Muerte súbita son, al menos cuatro historias; historias que se multiplican a través de la proliferación de sus personajes circundantes e ideas. Dos de ellas acontecen hace siglos: un desopilante juego de pallacorda entre dos genios, Quevedo y Caravaggio (y una pelota hecha de pelos realmente herejes que da vueltas por Europa y la vida de algunos papas no tan santos y vergas enhiestas y reflexiones sobre el arte de la Contrarreforma); una particular revisión de algunos avatares alrededor de la conquista de México (Cortés y Marina aparecen por supuesto; obispos deleznables y de los otros como Quiroga—que quiere recrear la utopía de Moro por las tierras purépechas donde antes estuviera la fantástica ciudad de Tzintzuntzan; nobles indígenas que traicionan y son traicionados, artistas ídem capaces de crear la más alucinante de las mitras papales con plumas de pájaros…); y los vuelos de esas plumas y las navegaciones de un lado a otro de esos hombres y algunas mujeres… O sea, suceden tantas cosas y tan variadas que el mismo narrador pareciera confundirse y perderse en esta maraña exquisita: “No sé, mientras lo escribo sobre qué es este libro. Qué cuenta. NO es exactamente sobre un partido de tenis. Tampoco es un libro sobre la lenta y misteriosa integración de América a lo que llamamos con desorientación obscena ‘el mundo occidental’… Tal vez sea un libro que se trata solamente de cómo se podría contar ese libro, tal vez todos los libros se traten sólo de eso. Un libro con vaivenes, como un juego de tenis.”

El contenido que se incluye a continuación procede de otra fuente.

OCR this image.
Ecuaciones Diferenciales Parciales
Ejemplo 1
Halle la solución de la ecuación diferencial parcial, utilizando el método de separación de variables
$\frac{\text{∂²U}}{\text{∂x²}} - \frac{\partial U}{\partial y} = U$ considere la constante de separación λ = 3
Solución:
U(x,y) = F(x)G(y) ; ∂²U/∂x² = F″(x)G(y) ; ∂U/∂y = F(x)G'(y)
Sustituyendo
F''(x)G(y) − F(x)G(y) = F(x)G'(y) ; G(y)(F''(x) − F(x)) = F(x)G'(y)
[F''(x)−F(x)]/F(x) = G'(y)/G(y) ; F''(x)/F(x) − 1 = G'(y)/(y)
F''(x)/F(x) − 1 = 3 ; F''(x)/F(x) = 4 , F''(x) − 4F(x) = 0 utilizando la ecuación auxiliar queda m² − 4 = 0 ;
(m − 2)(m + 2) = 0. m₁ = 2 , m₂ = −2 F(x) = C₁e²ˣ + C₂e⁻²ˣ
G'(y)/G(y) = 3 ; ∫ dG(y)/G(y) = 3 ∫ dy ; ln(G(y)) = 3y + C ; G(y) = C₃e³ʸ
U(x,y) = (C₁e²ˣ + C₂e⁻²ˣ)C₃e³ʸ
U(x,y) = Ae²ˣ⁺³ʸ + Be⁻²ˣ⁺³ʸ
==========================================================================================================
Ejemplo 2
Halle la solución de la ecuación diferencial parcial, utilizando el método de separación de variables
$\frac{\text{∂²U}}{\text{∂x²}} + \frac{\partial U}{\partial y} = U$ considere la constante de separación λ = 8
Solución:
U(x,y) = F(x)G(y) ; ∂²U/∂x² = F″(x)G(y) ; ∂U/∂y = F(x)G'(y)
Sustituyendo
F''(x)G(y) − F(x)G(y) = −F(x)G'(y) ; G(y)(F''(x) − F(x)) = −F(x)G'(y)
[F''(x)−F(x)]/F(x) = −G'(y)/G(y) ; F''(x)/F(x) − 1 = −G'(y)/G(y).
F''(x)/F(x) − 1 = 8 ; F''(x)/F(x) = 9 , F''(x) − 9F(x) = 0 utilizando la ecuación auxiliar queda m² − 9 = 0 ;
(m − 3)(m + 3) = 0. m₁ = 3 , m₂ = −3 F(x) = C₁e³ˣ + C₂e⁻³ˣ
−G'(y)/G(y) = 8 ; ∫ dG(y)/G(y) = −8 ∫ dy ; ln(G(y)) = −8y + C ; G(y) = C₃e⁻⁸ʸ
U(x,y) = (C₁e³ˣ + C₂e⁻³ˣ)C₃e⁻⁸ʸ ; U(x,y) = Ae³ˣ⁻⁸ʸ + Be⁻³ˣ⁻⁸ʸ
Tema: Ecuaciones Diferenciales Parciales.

He aquí la tercera historia: la de la escritura sobre la escritura del libro. La conciencia por parte del escritor de lo que su pluma plasma se ha convertido en una de las marcas de la narrativa latinoamericana de las últimas décadas. En breve: casi no hay novela hoy donde no se marque el proceso de producción de la escritura. Enrigue sabe, además, que no hay escapatoria a ello. En parte, pues le confiere un peso a la historia (aquella con minúsculas pasa a ser también la otra con mayúsculas), y en parte porque permite, de modo quizá paradójico, que la interrupción de la narración logre una mejor amalgama, reúna los trazos y trozos dispersos bajo un aire (y un intento a fin de cuentas imposible) único.
Todo esto, las entretenidas historietas por las calles de Roma y por las del dizque nuevo mundo, las reflexiones sobre la escritura de ellas, podría ser un verdadero plomo o un acto de soberbia literaria de los que ya tenemos demasiados si no fuera por la cuarta historia que se, desde abajo y apenas perceptible, se superpone a las demás. La historia, de nuevo, del narrador (que se identifica con un escritor—el autor podríamos decir saltándonos algunos cursos de básica teoría literaria). Pero esta vez es la del autor que sufre no por su búsqueda del cómo escribir lo que tiene en su mente y frente a sus ojos (todo libro es muchos libros anteriores), sino de su fragilidad y precariedad como ser humano. Como chavo o viejo de cuarenta y cinco años –edad en la que se es demasiado viejo para todo y demasiado joven para todo, nos recuerda, notable, en un momento--, como padre caminando con su hijo por el supermercado, e incluso como profesor en alguna universidad de algún país del norte. En esos momentos aparece el cross a mandíbula sin el cual toda escritura está (y estará) irremediablemente perdida. Son esos pasajes, esa inserción diegética, la que hace de Muerte súbita un suspiro casi necesario. El autor, el escritor, el narrador y con él nosotros, nos sentimos de pronto cercanos a la muerte, el sexo y la belleza que recorre y estalla en la Piazza Navona o en las calles de la antigua Tenochtitlan. Una cercanía lejana, la construcción mágica de un aura (como las iridiscentes y desopilantes plumas y sus necesarios hongos) que nos recuerda que siempre (o casi siempre) leer (como escribir) es leernos a nosotros mismos. Y esa memoria, por súbita que sea, no es menor.